Personalities, beliefs, values, and relationships can cause a great deal of disagreement within a family.
Although family conflict is generally unavoidable, there are ways that conflict can be solved in a mature, respectful, and healthy manner.
After all, it is important to remember that conflict doesn’t define the family, but the way it is resolved does.
Ahead we offer advice on how to work through family differences with maturity and respect in order to foster healthy relationships within your clan!
Tips for Family Conflict Resolution
Listening and Communication
Practicing effective communication techniques is key to solving family conflict, especially being an active listener. Listening allows us to truly understand what the other side of the conflict is feeling, while showing them that we respect and value their thoughts.
It is not uncommon for emotions to be running at an all-time high when in the midst of a family conflict. When emotions are flowing and feelings are hurt, communicating calmly is a very difficult thing to do, but it’s important.
Practice taking deep breaths and evaluating your thoughts before you communicate them out loud to the other party. The goal is to find a solution for everyone involved in the conflict, not to make personal attacks.
Lastly, when communicating your side of the argument, work towards only using “I” statements rather than “You” statements. Starting your sentences with “I” rather than “You” makes you sound less accusatory and focuses on your feelings rather than the other’s shortcomings. There will likely be less defensiveness in the other person if you practice this throughout the family conflict.
Effectively Identifying the Problem
Everyone involved in the family conflict has their own qualms, but there is a root cause of the initial conflict that is affecting everyone and needs to be identified.
By asking genuine questions and providing genuine answers when asked questions, you are more likely to get to the root cause of the problem. This will help the family to reach a solution that will benefit everyone while being more successful in the long run.

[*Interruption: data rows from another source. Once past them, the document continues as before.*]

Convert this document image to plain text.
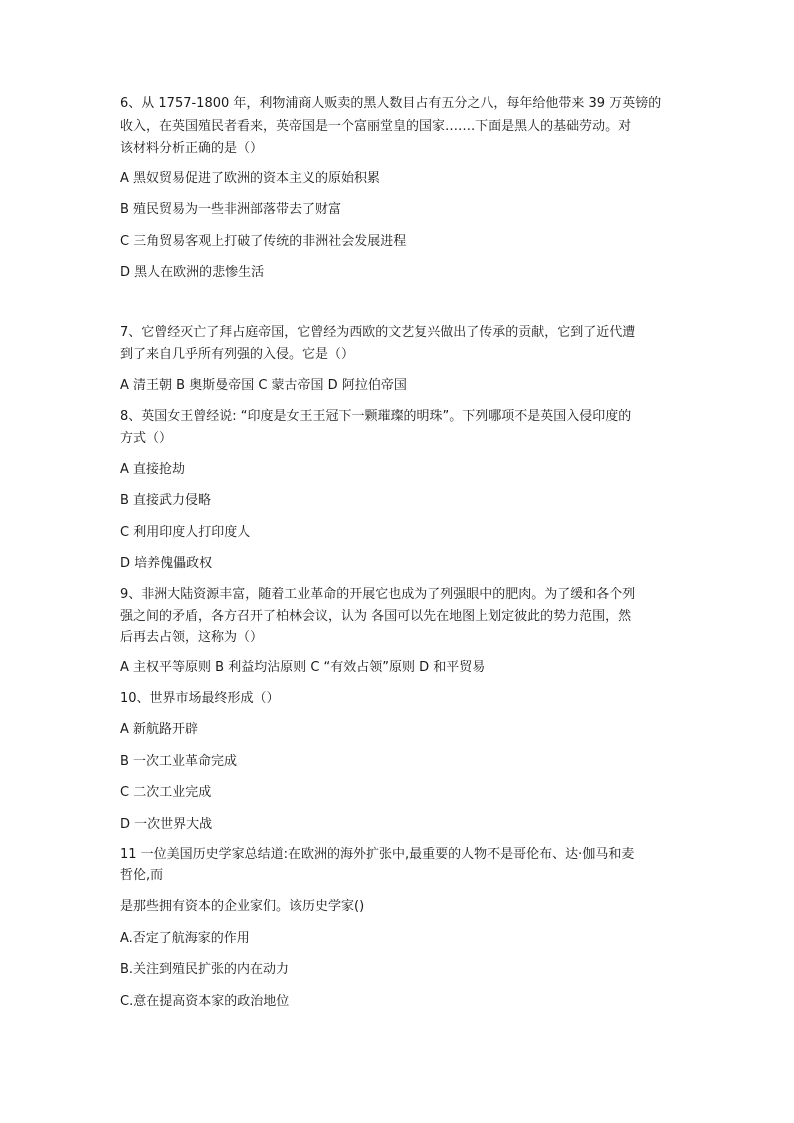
6、从 1757-1800 年，利物浦商人贩卖的黑人数目占有五分之八，每年给他带来 39 万英镑的
收入，在英国殖民者看来，英帝国是一个富丽堂皇的国家…….下面是黑人的基础劳动。对
该材料分析正确的是（）
A 黑奴贸易促进了欧洲的资本主义的原始积累
B 殖民贸易为一些非洲部落带去了财富
C 三角贸易客观上打破了传统的非洲社会发展进程
D 黑人在欧洲的悲惨生活
7、它曾经灭亡了拜占庭帝国，它曾经为西欧的文艺复兴做出了传承的贡献，它到了近代遭
到了来自几乎所有列强的入侵。它是（）
A 清王朝 B 奥斯曼帝国 C 蒙古帝国 D 阿拉伯帝国
8、英国女王曾经说: “印度是女王王冠下一颗璀璨的明珠”。下列哪项不是英国入侵印度的
方式（）
A 直接抢劫
B 直接武力侵略
C 利用印度人打印度人
D 培养傀儡政权
9、非洲大陆资源丰富，随着工业革命的开展它也成为了列强眼中的肥肉。为了缓和各个列
强之间的矛盾，各方召开了柏林会议，认为 各国可以先在地图上划定彼此的势力范围，然
后再去占领，这称为（）
A 主权平等原则 B 利益均沾原则 C “有效占领”原则 D 和平贸易
10、世界市场最终形成（）
A 新航路开辟
B 一次工业革命完成
C 二次工业完成
D 一次世界大战
11 一位美国历史学家总结道:在欧洲的海外扩张中,最重要的人物不是哥伦布、达·伽马和麦
哲伦,而
是那些拥有资本的企业家们。该历史学家()
A.否定了航海家的作用
B.关注到殖民扩张的内在动力
C.意在提高资本家的政治地位
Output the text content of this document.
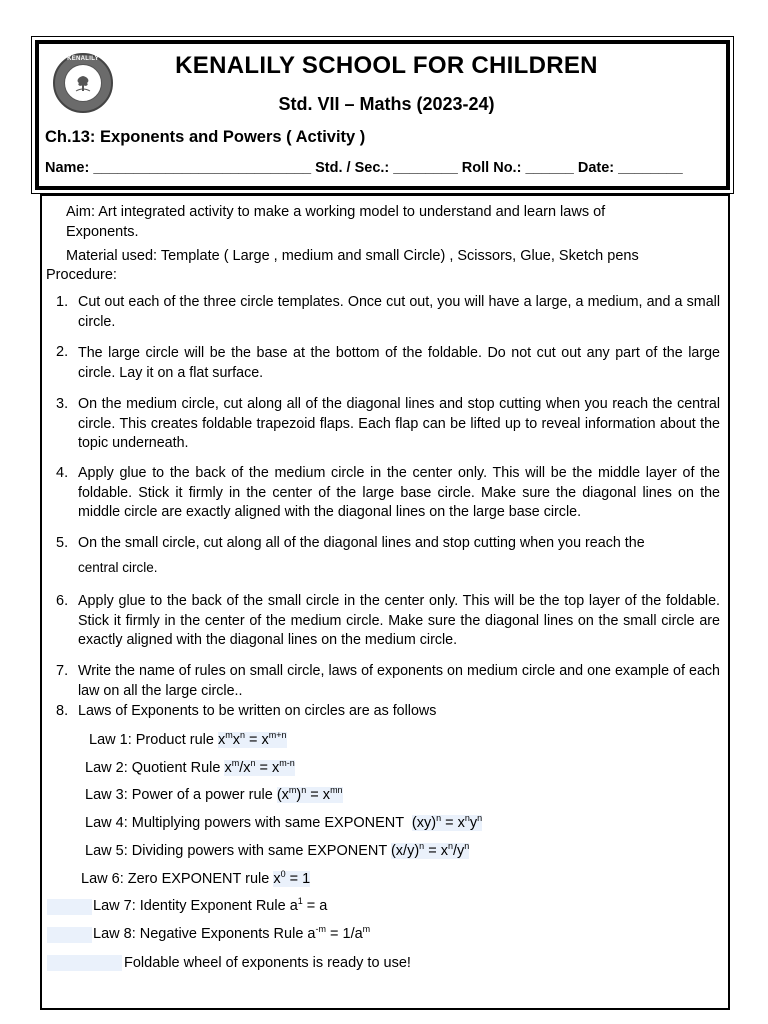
KENALILY	KENALILY SCHOOL FOR CHILDREN
Std. VII – Maths (2023-24)
Ch.13: Exponents and Powers ( Activity )
Name: ___________________________ Std. / Sec.: ________ Roll No.: ______ Date: ________
Aim: Art integrated activity to make a working model to understand and learn laws of
Exponents.
Material used: Template ( Large , medium and small Circle) , Scissors, Glue, Sketch pens
Procedure:
1. Cut out each of the three circle templates. Once cut out, you will have a large, a medium, and a small circle.
2. The large circle will be the base at the bottom of the foldable. Do not cut out any part of the large circle. Lay it on a flat surface.
3. On the medium circle, cut along all of the diagonal lines and stop cutting when you reach the central circle. This creates foldable trapezoid flaps. Each flap can be lifted up to reveal information about the topic underneath.
4. Apply glue to the back of the medium circle in the center only. This will be the middle layer of the foldable. Stick it firmly in the center of the large base circle. Make sure the diagonal lines on the middle circle are exactly aligned with the diagonal lines on the large base circle.
5. On the small circle, cut along all of the diagonal lines and stop cutting when you reach the
central circle.
6. Apply glue to the back of the small circle in the center only. This will be the top layer of the foldable. Stick it firmly in the center of the medium circle. Make sure the diagonal lines on the small circle are exactly aligned with the diagonal lines on the medium circle.
7. Write the name of rules on small circle, laws of exponents on medium circle and one example of each law on all the large circle..
8. Laws of Exponents to be written on circles are as follows
Law 1: Product rule $x^mx^n = x^{m+n}$
Law 2: Quotient Rule $x^m/x^n = x^{m-n}$
Law 3: Power of a power rule $(x^m)^n = x^{mn}$
Law 4: Multiplying powers with same EXPONENT  $(xy)^n = x^ny^n$
Law 5: Dividing powers with same EXPONENT $(x/y)^n = x^n/y^n$
Law 6: Zero EXPONENT rule $x^0 = 1$
Law 7: Identity Exponent Rule $a^1 = a$
Law 8: Negative Exponents Rule $a^{-m} = 1/a^m$
Foldable wheel of exponents is ready to use!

If you have done something that’s contributed to or escalated the conflict, owning up to your actions is the best thing you can do. Although it might be difficult at times, recognizing your mistakes and giving sincere apologies shows that you are serious about reaching a solution for everyone.
Additionally, it shows respect to your family members as you demonstrate you care for their feelings.
If Necessary, Seek Outside Help
According to the family law attorneys at Wilson-Goodman Law Group, sometimes families may need to seek counseling if conflicts are consistently left unresolved, which makes for a hostile living environment at times.
It is common that families cannot reach effective solutions on their own, and it is perfectly normal to seek help should that situation arise.
Seeking help may be as simple as talking to friends and other neutral parties, or may mean going to family/group therapy together. Whatever the situation is, do not feel ashamed or embarrassed about getting help.
Family conflict is simply a part of life, and it is bound to happen at some point. In order to effectively solve a family conflict, there needs to be clear and logical communication, active listening, and willingness to accept responsibility in some cases.
Following these tips during your next family conflict can help you to create even stronger relationships with your family members in the future, on the basis of love and respect.